Quantitative and Qualitative Assessment
As shown in Table 1 of the paper, ATL-Diff achieves superior performance in PSNR, SSIM, and FID, demonstrating its ability to generate high-quality images. The LMD and M-LMD metrics confirm the effectiveness of the Landmark Generation module in producing accurate landmark sequences. The inference speed of ATL-Diff is approximately 2 seconds for a 1-second video segment, making it suitable for near real-time applications.
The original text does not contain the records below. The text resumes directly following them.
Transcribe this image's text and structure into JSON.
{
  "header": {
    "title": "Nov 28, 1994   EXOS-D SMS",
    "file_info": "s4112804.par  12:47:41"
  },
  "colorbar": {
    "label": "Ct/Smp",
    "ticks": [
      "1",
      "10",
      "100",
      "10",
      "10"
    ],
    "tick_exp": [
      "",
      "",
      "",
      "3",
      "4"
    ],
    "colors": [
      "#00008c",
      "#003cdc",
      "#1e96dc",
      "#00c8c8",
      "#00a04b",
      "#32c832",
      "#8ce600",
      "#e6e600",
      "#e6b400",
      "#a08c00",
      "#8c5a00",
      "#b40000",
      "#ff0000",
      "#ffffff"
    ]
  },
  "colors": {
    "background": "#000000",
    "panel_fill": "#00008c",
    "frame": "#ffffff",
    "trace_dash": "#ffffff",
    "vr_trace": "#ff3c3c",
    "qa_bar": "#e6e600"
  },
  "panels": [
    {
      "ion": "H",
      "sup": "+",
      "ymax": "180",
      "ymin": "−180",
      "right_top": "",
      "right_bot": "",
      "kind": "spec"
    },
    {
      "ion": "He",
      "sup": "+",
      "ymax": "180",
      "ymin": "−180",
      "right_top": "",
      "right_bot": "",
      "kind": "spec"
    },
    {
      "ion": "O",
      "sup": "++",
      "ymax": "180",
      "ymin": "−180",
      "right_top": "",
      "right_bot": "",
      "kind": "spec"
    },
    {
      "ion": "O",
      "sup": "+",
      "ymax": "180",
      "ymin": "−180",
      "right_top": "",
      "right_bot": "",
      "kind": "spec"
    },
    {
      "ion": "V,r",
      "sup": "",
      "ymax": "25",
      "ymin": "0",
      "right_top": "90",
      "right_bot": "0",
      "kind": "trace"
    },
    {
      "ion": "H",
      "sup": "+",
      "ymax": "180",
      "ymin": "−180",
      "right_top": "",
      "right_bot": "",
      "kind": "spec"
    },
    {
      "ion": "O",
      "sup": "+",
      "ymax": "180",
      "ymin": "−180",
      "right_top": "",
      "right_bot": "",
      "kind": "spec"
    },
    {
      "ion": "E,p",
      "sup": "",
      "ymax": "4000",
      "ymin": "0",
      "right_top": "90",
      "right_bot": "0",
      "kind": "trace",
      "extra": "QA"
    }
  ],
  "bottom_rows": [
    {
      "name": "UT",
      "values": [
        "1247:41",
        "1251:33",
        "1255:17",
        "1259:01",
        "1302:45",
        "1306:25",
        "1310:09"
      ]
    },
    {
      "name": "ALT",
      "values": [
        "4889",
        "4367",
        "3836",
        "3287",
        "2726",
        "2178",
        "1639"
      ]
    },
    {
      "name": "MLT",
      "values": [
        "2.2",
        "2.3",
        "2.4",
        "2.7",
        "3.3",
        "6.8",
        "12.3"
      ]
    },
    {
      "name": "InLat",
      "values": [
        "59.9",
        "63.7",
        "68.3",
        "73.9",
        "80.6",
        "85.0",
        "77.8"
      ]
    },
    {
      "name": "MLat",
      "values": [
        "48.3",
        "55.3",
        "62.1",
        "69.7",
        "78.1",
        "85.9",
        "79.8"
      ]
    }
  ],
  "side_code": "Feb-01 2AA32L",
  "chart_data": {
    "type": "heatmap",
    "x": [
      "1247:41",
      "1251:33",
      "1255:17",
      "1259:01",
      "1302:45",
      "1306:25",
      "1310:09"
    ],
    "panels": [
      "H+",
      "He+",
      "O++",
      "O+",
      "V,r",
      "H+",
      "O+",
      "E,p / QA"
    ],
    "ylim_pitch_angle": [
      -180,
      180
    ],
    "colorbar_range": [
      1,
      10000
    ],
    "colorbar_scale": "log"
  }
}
Qualitative results (Figure 3) further support the quantitative findings, with ATL-Diff generating sharper images and more natural facial movements compared to other methods.
Figure 3: Qualitative comparisons using CREMA samples 1101 and 1083. Red box: previous methods' eye detail limitations; blue box: our improved mouth movement reconstruction.
Ablation studies validate the contribution of each component within the Landmark Generation module, demonstrating that the model achieves optimal performance when both the Global and Content Domains are used, and when the KAN network is employed.
Generalization
The model's robustness was evaluated using real-world datasets (Figure 4), demonstrating its ability to generalize across diverse inputs.
Figure 4: Results on real-world data. Top: original images; middle: preprocessed images; bottom: our generated results. (*Free license images)
The model effectively recreates identity details and movements, capturing unique facial characteristics.
Conclusion
ATL-Diff represents a significant advancement in audio-driven talking head generation. The innovative combination of a Landmark Generation module, a Landmarks-Guide Noise approach, and a 3D Identity Diffusion network results in high-quality facial animations with precise audio synchronization. The experimental results and ablation studies support the effectiveness and efficiency of the proposed method. While there are limitations in reproducing finer details such as wrinkles and perfectly accurate lip shapes, the framework's performance suggests promising applications in virtual assistants, education, medical communication, and digital platforms.